Pre-activation runs gating checks sequentially before any AI execution. Any failure sets activated=false, skipping downstream jobs and saving costs:

  • Role checks (roles:) — actor has admin/maintainer/write permission
  • Stop-after (on.stop-after:) — workflow has not passed its deadline (e.g., +30d, 2024-12-31)
  • Skip-if-match (skip-if-match:) — no existing item matches the dedup criteria
  • Command position (on.slash_command:) — slash command appears in the first 3 lines
CommandDescription
gh aw compileCompile all workflows in .github/workflows/
gh aw compile my-workflowCompile specific workflow
gh aw compile --verboseEnable verbose output
gh aw compile --strictEnhanced security validation
gh aw compile --no-emitValidate without generating files
gh aw compile --actionlint --zizmor --poutineRun security scanners
gh aw compile --purgeRemove orphaned .lock.yml files
gh aw compile --output /path/to/outputCustom output directory
gh aw compile --action-mode action --actions-repo owner/repoCompile using a custom actions repository (requires --action-mode action)
gh aw compile --action-mode action --actions-repo owner/repo --action-tag branch-or-shaCompile against a specific branch or SHA in a fork
gh aw compile --action-tag v1.2.3Pin action references to a specific tag or SHA (implies release mode)
gh aw validateValidate all workflows (compile + all linters, no file output)
gh aw validate my-workflowValidate a specific workflow
gh aw validate --jsonValidate and output results in JSON format
gh aw validate --strictValidate with strict mode enforced

Run DEBUG=workflow:* gh aw compile my-workflow --verbose to trace job creation, action pin resolution, tool configuration, and MCP setup. Inspect generated .lock.yml files for header comments, the Mermaid dependency graph, job structure, SHA pins, and MCP config. Common fixes: circular dependencies → review needs: clauses; missing action pin → add to action_pins.json or enable dynamic resolution; invalid MCP config → verify command, args, env.
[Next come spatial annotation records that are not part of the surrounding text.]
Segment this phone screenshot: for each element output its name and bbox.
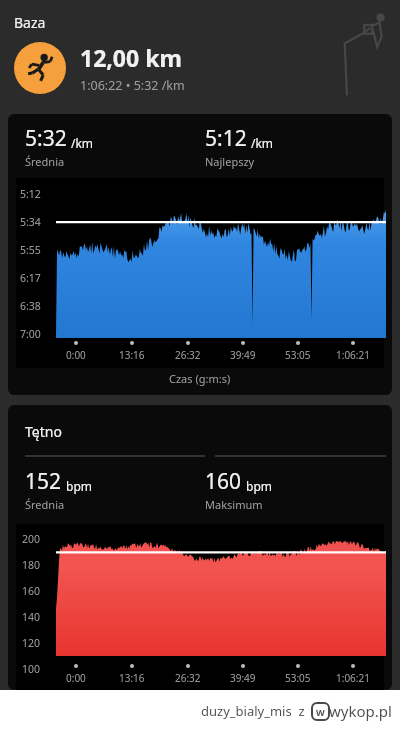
staticText: 180 [22, 558, 41, 572]
staticText: 6:38 [20, 299, 41, 313]
staticText: 13:16 [119, 671, 145, 685]
staticText: 6:17 [20, 271, 41, 285]
staticText: W [316, 706, 325, 718]
staticText: 160 [205, 467, 242, 496]
staticText: 120 [22, 636, 41, 650]
button[interactable]: 12,00 km [14, 42, 185, 94]
other: Route map [338, 10, 394, 98]
staticText: 26:32 [175, 348, 201, 362]
staticText: 5:12 [20, 187, 41, 201]
staticText: 39:49 [230, 671, 256, 685]
staticText: /km [71, 135, 94, 151]
staticText: 160 [22, 584, 41, 598]
staticText: 39:49 [230, 348, 256, 362]
staticText: 1:06:21 [336, 671, 370, 685]
staticText: 5:12 [205, 124, 247, 153]
staticText: 1:06:21 [336, 348, 370, 362]
staticText: 13:16 [119, 348, 145, 362]
staticText: 5:55 [20, 243, 41, 257]
staticText: 140 [22, 610, 41, 624]
staticText: 152 [25, 467, 62, 496]
staticText: duzy_bialy_mis z [201, 702, 305, 720]
staticText: 0:00 [66, 671, 86, 685]
button[interactable]: Tętno [8, 405, 392, 690]
staticText: 200 [22, 532, 41, 546]
staticText: 100 [22, 662, 41, 676]
staticText: 5:32 [25, 124, 67, 153]
staticText: wykop.pl [329, 701, 392, 721]
staticText: Czas (g:m:s) [169, 371, 231, 386]
staticText: bpm [66, 478, 92, 494]
staticText: 53:05 [285, 671, 311, 685]
staticText: Średnia [25, 497, 65, 512]
staticText: Średnia [25, 154, 65, 169]
staticText: bpm [246, 478, 272, 494]
staticText: Najlepszy [205, 154, 255, 169]
staticText: /km [251, 135, 274, 151]
staticText: Maksimum [205, 497, 263, 512]
staticText: Baza [14, 13, 46, 32]
button[interactable]: 5:32 [8, 114, 392, 395]
staticText: 7:00 [20, 327, 41, 341]
staticText: 53:05 [285, 348, 311, 362]
staticText: Tętno [25, 422, 62, 441]
staticText: 0:00 [66, 348, 86, 362]
staticText: 5:34 [20, 215, 41, 229]
staticText: 1:06:22 • 5:32 /km [80, 77, 185, 94]
staticText: 26:32 [175, 671, 201, 685]
staticText: 12,00 km [80, 42, 182, 73]
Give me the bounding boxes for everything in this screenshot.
Simple workflows compile in ~100ms; workflows with imports in ~500ms; workflows that resolve action SHAs dynamically in ~2s. To keep compilation fast, commit .github/aw/actions-lock.json and minimize import depth. At runtime, safe output jobs without cross-dependencies run in parallel; enable cache: and cache-memory: for further speedups.
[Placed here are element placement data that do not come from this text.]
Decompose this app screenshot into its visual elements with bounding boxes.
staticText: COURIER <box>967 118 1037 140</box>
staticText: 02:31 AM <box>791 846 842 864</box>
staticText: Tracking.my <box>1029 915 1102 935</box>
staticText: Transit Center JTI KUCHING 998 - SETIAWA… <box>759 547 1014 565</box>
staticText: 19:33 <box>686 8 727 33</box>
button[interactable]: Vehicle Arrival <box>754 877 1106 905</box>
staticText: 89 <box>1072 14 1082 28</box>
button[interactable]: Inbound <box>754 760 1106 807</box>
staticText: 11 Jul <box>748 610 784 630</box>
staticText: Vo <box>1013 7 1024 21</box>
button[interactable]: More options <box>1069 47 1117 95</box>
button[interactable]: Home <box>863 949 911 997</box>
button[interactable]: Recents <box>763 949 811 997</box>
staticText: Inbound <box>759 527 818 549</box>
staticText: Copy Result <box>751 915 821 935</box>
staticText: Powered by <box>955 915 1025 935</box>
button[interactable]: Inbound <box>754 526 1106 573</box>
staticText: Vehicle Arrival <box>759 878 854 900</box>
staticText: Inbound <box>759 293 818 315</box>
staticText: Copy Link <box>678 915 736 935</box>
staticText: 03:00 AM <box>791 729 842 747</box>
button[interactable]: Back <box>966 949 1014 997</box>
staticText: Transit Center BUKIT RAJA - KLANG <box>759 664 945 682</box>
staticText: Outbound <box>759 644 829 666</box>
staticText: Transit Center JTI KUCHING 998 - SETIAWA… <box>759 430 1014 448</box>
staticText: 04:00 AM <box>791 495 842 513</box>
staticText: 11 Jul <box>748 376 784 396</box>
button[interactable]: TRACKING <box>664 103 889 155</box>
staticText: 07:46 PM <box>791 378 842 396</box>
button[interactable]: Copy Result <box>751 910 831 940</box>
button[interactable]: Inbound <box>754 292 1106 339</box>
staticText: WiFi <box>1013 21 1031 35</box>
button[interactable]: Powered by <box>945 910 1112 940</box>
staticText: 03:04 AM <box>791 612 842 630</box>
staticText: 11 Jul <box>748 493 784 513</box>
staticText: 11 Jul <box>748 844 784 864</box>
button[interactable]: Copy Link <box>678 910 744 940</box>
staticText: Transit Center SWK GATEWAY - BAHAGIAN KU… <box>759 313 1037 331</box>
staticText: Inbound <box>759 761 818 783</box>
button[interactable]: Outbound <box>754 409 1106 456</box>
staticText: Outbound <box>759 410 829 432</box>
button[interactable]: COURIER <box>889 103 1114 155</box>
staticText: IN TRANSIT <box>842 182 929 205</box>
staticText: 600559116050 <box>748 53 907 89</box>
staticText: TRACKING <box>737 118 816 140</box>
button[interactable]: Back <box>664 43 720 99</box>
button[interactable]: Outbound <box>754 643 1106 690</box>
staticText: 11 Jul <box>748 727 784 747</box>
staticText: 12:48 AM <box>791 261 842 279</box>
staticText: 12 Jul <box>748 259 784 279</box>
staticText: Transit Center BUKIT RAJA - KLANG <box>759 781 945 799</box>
  • Custom engines: implement an engine that returns GitHub Actions steps and tool access, then register it with the framework.
  • Schema extension: add frontmatter fields by updating the workflow schema, rebuilding (make build), and wiring up parser handling.
  • Workflow manifest: imported files are tracked in lock file headers for update detection and audit trails.